On the Way to Somewhere Else: European Sojourners in the Mormon West, 1834–1930.
By Michael W. Homer.
2006; repr., Norman: University of Oklahoma Press, 2017.420 pp. Paper, $24.95.
Michael W. Homer’s On the Way to Somewhere Else provides a fresh perspective on Mormon settlers through the eyes of people unlike themselves. Homer collects a series of primary documents that report on European travelers’ observations of Mormons in the new religion’s first hundred years. Originally published in 2006, this document collection gets a reprint and an updated cover with the new 2017 edition.

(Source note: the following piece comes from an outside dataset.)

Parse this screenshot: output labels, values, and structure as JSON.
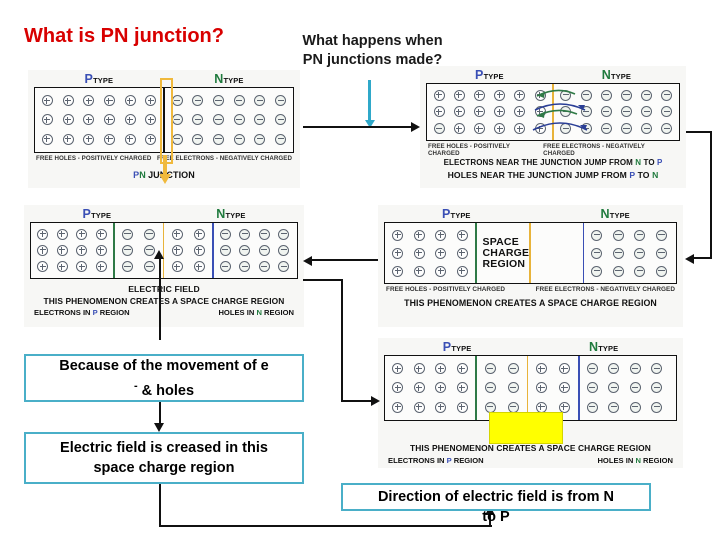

Although the collected documents cover a wide range of topics, Homer emphasizes the near-constant presence of Brigham Young and his overshadowing influence over the Mormon people. According to Homer, Young’s autocratic rule fascinated Europeans. Similarly, Homer curates documents that trace Utah’s early history as a whole, showing how the territory physically and culturally developed with Mormon settlement. Ultimately, On the Way to Somewhere Else provides a first-hand glimpse into the lives of early Mormons through the perspectives of European visitors.